Fiksasyon sonrası larvadaki değişiklikler:

Geriye dönük metamorfoz:

Kuyruğun uzunluğu önemli ölçüde kısaltılır, kayma sayısı azalır ve son olarak kuyruk kaybolur.

2. Notokord sarılır, düzensiz hale gelir ve kuyruk ile kaybolur.

3. Sinir kordonu gövde bölgesi ile sınırlı hale gelir ve yavaş yavaş katı bir gangliona indirgenir.

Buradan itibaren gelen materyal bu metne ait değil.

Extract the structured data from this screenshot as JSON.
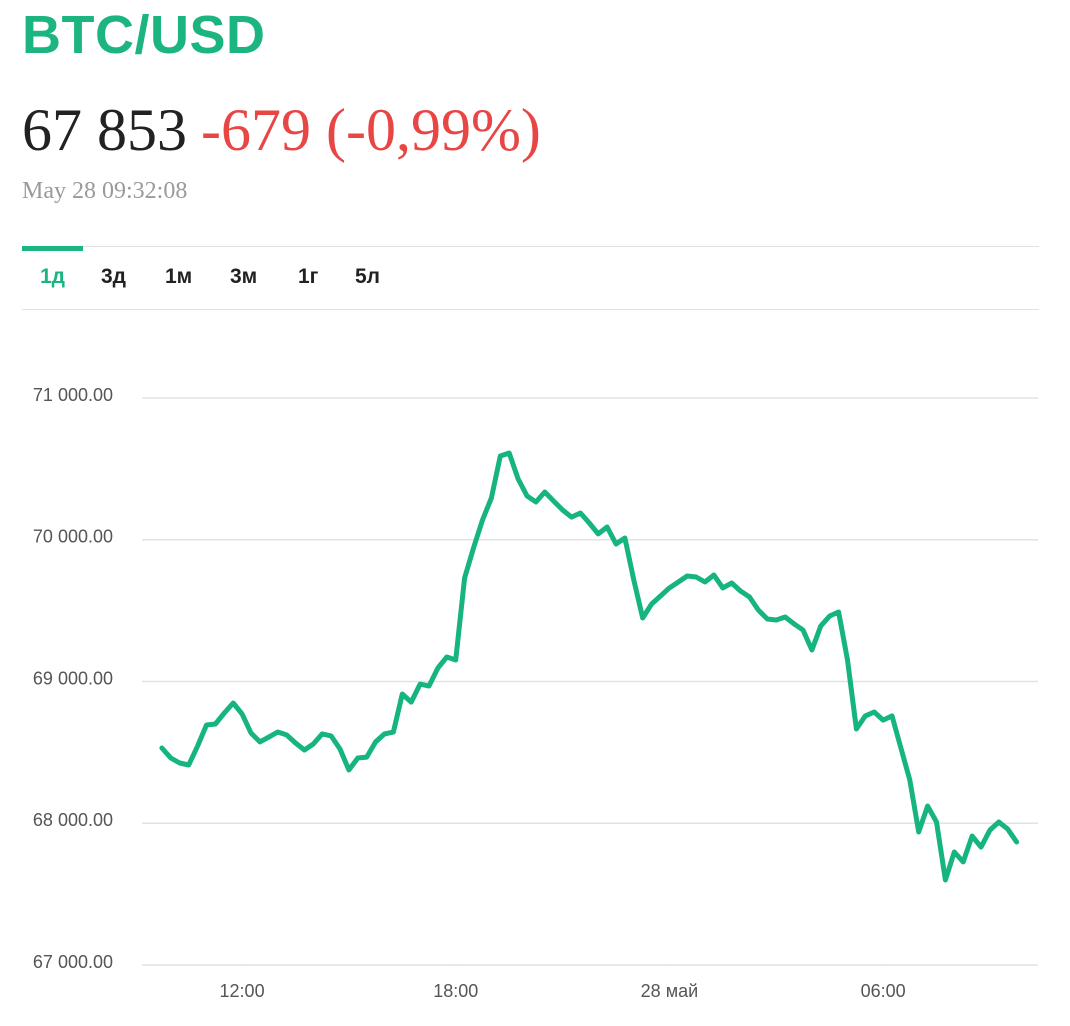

4. Ağzın 90 ° kayması, yapışkan papilla ve ağız arasında bölgenin hızlı bir şekilde büyümesi ve ayrıca orijinal dorsal tarafın büyümesinin baskılanması nedeniyle bağlanma noktasından meydana gelir.

İlerici metamorfoz:

1. Farinks boyutu büyür ve stigmata sayısı artar.

2. Atriyum genişler.

3. Velum belirir.

4. Sinir bezi ayırt eder.

5. Üreme organları yavaş yavaş gelişir.

Metamorfoz sırasında, notokord, iyi gelişmiş bir sinir sistemi ve özel duyuların karmaşık organları ile aktif, serbest yüzme larvası, solungaç yarıkları hariç tüm kordit karakterlerinin kaybolduğu sabit, hareketli olmayan bir yetişkine dejenere edilir, endo tarzı ve beslenmeyle ilişkili yapılar.